Nguyen’s project intersects the work of two research communities at UC Berkeley: those working to prevent water-borne disease in the developing world and those working to re-think water infrastructure in the United States. In her lab, she works alongside scientists and engineers studying inactivation of pathogens and dedicated to improving water quality, sanitation, and hygiene in the developing world. At Nguyen’s wetland field site in Discovery Bay, she works with engineers who are committed to re-inventing urban water systems and are investigating ways to improve wastewater treatment in the United States, as part of a National Science Foundation engineering research center called ReNUWIt (Re-Inventing the Nation’s Urban Water Infrastructure).

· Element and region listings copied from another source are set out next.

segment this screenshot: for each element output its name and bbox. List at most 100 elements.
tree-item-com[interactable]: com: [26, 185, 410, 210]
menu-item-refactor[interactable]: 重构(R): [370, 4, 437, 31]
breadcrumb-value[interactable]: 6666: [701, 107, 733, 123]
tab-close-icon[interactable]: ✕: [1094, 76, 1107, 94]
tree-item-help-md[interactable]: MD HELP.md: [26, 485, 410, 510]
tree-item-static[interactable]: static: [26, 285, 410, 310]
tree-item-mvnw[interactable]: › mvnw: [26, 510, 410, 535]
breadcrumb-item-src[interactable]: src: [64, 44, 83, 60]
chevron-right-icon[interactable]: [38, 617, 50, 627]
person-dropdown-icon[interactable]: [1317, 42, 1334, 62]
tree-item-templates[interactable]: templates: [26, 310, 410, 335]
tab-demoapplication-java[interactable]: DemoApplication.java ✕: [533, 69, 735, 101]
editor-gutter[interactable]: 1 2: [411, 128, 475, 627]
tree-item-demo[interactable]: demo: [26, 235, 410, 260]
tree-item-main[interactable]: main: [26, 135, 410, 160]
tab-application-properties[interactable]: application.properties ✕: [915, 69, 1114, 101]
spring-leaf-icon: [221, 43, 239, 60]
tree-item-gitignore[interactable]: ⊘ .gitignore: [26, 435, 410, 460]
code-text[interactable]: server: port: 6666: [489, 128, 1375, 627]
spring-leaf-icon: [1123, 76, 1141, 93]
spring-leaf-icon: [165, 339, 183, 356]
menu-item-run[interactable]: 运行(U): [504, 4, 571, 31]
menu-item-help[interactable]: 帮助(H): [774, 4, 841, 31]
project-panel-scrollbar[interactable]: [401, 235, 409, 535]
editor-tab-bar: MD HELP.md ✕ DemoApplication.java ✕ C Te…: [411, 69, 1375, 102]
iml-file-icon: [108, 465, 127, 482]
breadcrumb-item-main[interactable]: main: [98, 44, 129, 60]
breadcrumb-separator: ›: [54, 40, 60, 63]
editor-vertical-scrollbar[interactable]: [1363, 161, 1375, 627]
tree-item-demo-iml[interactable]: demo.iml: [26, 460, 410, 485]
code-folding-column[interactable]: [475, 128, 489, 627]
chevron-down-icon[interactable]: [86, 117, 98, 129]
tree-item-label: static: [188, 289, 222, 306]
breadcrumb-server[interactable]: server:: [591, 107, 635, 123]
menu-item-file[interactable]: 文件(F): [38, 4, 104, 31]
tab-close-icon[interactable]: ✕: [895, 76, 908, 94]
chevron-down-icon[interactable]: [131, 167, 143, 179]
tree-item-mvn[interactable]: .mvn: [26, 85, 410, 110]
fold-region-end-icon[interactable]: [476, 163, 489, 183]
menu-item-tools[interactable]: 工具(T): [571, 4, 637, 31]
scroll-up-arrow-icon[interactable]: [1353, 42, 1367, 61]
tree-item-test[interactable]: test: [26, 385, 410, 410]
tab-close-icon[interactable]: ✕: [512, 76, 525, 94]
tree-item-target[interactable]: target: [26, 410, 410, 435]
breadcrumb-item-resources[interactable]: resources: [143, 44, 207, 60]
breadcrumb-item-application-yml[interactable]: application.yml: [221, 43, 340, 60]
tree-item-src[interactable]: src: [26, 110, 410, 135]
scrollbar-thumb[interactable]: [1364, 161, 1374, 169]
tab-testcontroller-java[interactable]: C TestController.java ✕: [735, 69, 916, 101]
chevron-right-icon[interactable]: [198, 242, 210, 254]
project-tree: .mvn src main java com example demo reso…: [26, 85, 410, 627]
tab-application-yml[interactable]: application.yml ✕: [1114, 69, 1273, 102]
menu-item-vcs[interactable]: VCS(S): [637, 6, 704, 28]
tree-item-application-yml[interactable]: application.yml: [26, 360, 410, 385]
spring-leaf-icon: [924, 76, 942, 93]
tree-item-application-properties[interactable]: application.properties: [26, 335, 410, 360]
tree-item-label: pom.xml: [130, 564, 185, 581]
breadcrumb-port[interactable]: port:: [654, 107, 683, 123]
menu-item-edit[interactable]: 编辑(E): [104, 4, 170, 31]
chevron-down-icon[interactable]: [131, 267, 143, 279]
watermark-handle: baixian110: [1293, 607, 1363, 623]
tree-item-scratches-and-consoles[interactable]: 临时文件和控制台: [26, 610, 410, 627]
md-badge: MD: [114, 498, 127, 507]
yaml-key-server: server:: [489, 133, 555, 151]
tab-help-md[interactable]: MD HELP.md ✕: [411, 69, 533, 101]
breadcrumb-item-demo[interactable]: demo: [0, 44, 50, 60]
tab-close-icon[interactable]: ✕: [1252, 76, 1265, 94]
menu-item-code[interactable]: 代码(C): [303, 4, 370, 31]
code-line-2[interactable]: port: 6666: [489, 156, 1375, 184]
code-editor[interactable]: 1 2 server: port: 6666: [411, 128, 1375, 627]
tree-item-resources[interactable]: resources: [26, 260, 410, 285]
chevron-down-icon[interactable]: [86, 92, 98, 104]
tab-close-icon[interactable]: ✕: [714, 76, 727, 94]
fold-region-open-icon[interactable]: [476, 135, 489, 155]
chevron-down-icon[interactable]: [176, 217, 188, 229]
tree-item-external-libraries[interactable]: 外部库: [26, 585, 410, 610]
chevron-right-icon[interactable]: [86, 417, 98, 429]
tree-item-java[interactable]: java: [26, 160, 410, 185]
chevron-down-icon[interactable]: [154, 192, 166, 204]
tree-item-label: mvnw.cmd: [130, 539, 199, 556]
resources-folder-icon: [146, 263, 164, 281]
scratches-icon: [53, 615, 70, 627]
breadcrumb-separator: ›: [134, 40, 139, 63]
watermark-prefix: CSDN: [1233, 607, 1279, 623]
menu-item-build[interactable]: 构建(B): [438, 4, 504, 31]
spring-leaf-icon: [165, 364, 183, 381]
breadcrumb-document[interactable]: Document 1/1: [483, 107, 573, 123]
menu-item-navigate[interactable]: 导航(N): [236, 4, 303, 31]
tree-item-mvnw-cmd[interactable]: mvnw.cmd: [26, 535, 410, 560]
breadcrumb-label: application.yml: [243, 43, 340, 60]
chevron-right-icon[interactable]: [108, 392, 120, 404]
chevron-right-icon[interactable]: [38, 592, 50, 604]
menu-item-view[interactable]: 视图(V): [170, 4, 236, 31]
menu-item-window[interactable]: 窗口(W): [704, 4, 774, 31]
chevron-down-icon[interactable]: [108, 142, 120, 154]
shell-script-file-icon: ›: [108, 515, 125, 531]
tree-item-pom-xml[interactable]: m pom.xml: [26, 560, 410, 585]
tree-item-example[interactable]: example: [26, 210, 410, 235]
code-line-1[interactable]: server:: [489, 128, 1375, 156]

Both of these communities see great potential in Nguyen’s research on wastewater treatment wetlands. In the developing world, wetlands could provide a low-cost, low-energy way to disinfect wastewater in places where no infrastructure currently exists. In the United States, wetlands could provide additional treatment for existing wastewater facilities, using vegetation to remove excess nutrients, and sunlight to help decompose pharmaceuticals and other chemicals in the water.

nguyen_wetland Mi Nguyen gets ready to take water samples from the wetland in Discovery Bay. Credit: Kara Nelson

Nguyen’s experiments will inform the design of future wastewater treatment wetlands, both in the United States and in the developing world. “Through Mi’s research, we are gaining a better understanding of how to optimize these natural treatment systems so they can be more effective,” says Dr. Nelson. This may mean designing wetlands that are shallow enough for sunlight to penetrate to the depths and slow-moving enough for a thick periphyton layer to develop.

While Nguyen’s work in the lab and in the field has become routine for her, life in the United States is decidedly different from her experiences growing up in Vietnam. Even the most basic infrastructure is different. Nguyen recalls her surprise when she figured out that she could drink the water straight out of the tap here. She was in Dr. Nelson’s class on water-borne pathogens, and she remembers staring at the professor’s water bottle. It had a sticker on it that said ‘I love tap water.’ Nguyen remembers thinking, ‘Really? I can drink tap water?’ “It was about four or five months after I got here,” she says, with a short laugh. “I was boiling water to drink, and letting it cool down. No one told me.”

Nguyen is motivated by thinking about what her research could do for people in her native country of Vietnam. Wetlands could provide a low-cost, low-energy method of providing basic sewage treatment. This would mean cleaner water in the canals, making them more enjoyable for recreation and also much safer to use. In a country where only 60% of the population has access to clean water, building new wastewater treatment systems is critical for improving people’s health.

She also hasn’t forgotten her father’s failed business: she is determined to use her research to improve the livelihoods of shrimp fishermen. “I can do something really simple,” she says. “Just have a pond before feeding the water from the canal to a shrimp farm, and let it sit in the sunlight for one or two days.” Even this type of system, with the right periphyton layer to produce natural organic matter in the water, could be enough to disinfect the water so that the shrimp would survive to harvest. Dr. Nelson is very supportive of Nguyen’s goals, “I’m delighted she intends to return to Vietnam after finishing her PhD and apply her many talents to tackling the challenging water pollution issues there.” Nguyen gives her signature smile, and says, “I’ll give it a try.”

Reading about this kind of situation with waste water, we should be glad to have a plumbing system that works perfectly well. The plumbing industry has experienced many technological advances in the past decades, so now it is even possible to reduce water with green plumbing from these blog tips.

This article is part of the Fall 2013 issue.